SENEM ZEYBEKOĞLU SADRİ

Kapitalizmin yeni veçhesi olan neoliberal ekonomi ve buna eşlik eden mega-kentleşme, yaklaşık son 40 yıldır gündelik yaşantımızdan gezegenimizin akıbetine kadar hayatımızın tüm alanlarını dönüştürmekte olan en önemli etkenlerden. Bu ekonomik sistemin etkisi altında, uluslararası sermayeyi, yatırımcıları ve küresel elit tabakayı kendilerine çekmek için hummalı bir yarış içinde olan kentler, bedeli ne olursa olsun büyümeyi hedef alan, kent mekanının kullanım değeri ile değil, değişim değeri ile ilgilenen girişimci kent yönetimi modelleri aracılığıyla yeniden yapılanmakta. Yeniden yapılanma sürecinde lüks konut ve tüketim alanları, prestij projeleri, ulaşım altyapıları gibi kenti uluslararası sermayeye peşkeş çekecek türden projelerin inşası için mevcut yaşam alanlarımız, kamusal mekanlarımız ve müştereklerimiz özelleştirilerek meta haline dönüşmekte. Kapalı kapılar ardında kararlaştırılan, dışlayıcı ve tepeden inme bir şekilde uygulanan bu projelerin sosyal, ekonomik ve çevresel bedelini, yerlerinden edilen kent sakinleri ödemekte.
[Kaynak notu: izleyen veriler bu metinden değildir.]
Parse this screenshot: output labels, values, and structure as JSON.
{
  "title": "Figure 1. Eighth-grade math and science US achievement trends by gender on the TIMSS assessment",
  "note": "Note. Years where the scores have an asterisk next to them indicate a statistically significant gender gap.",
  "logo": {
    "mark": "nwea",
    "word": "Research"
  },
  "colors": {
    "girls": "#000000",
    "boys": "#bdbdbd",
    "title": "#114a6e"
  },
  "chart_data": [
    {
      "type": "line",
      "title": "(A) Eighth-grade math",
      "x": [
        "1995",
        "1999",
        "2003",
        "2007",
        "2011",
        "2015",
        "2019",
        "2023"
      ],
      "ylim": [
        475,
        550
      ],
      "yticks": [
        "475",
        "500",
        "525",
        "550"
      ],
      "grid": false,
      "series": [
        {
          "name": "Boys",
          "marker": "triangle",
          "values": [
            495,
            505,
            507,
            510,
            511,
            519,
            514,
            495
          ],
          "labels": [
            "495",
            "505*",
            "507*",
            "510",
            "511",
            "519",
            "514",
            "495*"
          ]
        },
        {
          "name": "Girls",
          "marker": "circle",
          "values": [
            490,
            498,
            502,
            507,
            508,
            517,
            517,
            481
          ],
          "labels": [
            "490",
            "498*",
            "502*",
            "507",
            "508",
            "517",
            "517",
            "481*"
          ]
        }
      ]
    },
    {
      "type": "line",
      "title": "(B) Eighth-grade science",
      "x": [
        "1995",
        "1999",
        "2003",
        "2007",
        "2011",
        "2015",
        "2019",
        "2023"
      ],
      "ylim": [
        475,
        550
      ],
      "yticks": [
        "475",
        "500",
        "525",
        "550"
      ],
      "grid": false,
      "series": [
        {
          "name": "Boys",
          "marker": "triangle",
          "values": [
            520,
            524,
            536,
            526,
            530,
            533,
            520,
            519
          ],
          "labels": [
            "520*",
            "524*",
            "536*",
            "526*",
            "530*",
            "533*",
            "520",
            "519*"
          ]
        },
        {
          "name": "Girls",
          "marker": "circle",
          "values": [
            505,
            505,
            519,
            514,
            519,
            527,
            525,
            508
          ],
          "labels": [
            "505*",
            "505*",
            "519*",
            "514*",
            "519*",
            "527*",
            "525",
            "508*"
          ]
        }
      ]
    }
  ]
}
Bu projeler ve uygulamalar sonucunda, üst gelir grubundakiler giderek daha fazla zenginleşirken, her geçen gün daha fazla sayıda kentli yeri geldiğinde şiddet kullanılarak yerinden ediliyor, mülksüzleştiriliyor ve yoksulluğa mahkum ediliyor. Kentsel yoksulluğa mahkum edilenler yalnızca yerinden edilen, hakları ellerinden alınan kent sakinleri değil. Aynı zamanda iş bulmak amacıyla ya da savaşlar ve çevre felaketleri nedeniyle bulundukları yerleri terk edip kente göç etmek zorunda kalanların da büyük bir bölümü kentlerde yoksulluk ve dışlanma ile karşılaşıyor. Bu durum, toplumun farklı katmanları arasındaki kutuplaşmanın artmasına, kent mekanının da fiziksel olarak daha keskin sınırlarla parçalanmasına neden oluyor.

Bu kentleşme modeli, yalnızca kentleri dönüştürmekle kalmıyor, 20.yüzyılın savaşlar, ekonomik buhranlar gibi insanlığın kanlı bedeller ödeyerek aştığı kriz durumlarına bugün bir de ekolojik krizi ekleyerek, kent merkezlerini, kırsal yerleşimleri, yaban hayatı, ekosistemleri, ormanları, nehirleri, denizleri ve pek çok canlı türünü dev bir tsunami dalgası gibi yutarak, binlerce yıldır bize ev sahipliği yapmış olan gezegenimizi tanınmaz hale getiriyor.

Transition Network
Living Lots NYC
NYC Community Land Initiative
Neighborhood Action Coalition
Occupy Wall Street

Tüm kaynaklarımızın kontrolünün belli bir azınlığın eline geçtiği, geri kalanın da kirlendiği ve tükenmeye yüz tuttuğu bir dönemde, çocuklarımızın işi daha da zor. Eğer bugünkü sistem devam ederse, çocuklarımız (ve insanlık olarak o kadar uzun süre hayatta kalmayı başarabilirsek torunlarımız), petrol bağımlısı olan ve büyü ya da öl düsturuna endeksli endüstriyel kitlesel üretim ve onun günümüzdeki yan ürünü olan neoliberal kentleşmenin bize dayattığı tüketime dayalı yaşam biçimi nedeniyle, bugünkünden çok daha kısıtlı kaynaklarla daha fazla kirlenmiş ve daha eşitsiz bir dünyada yaşamak zorunda kalacaklar.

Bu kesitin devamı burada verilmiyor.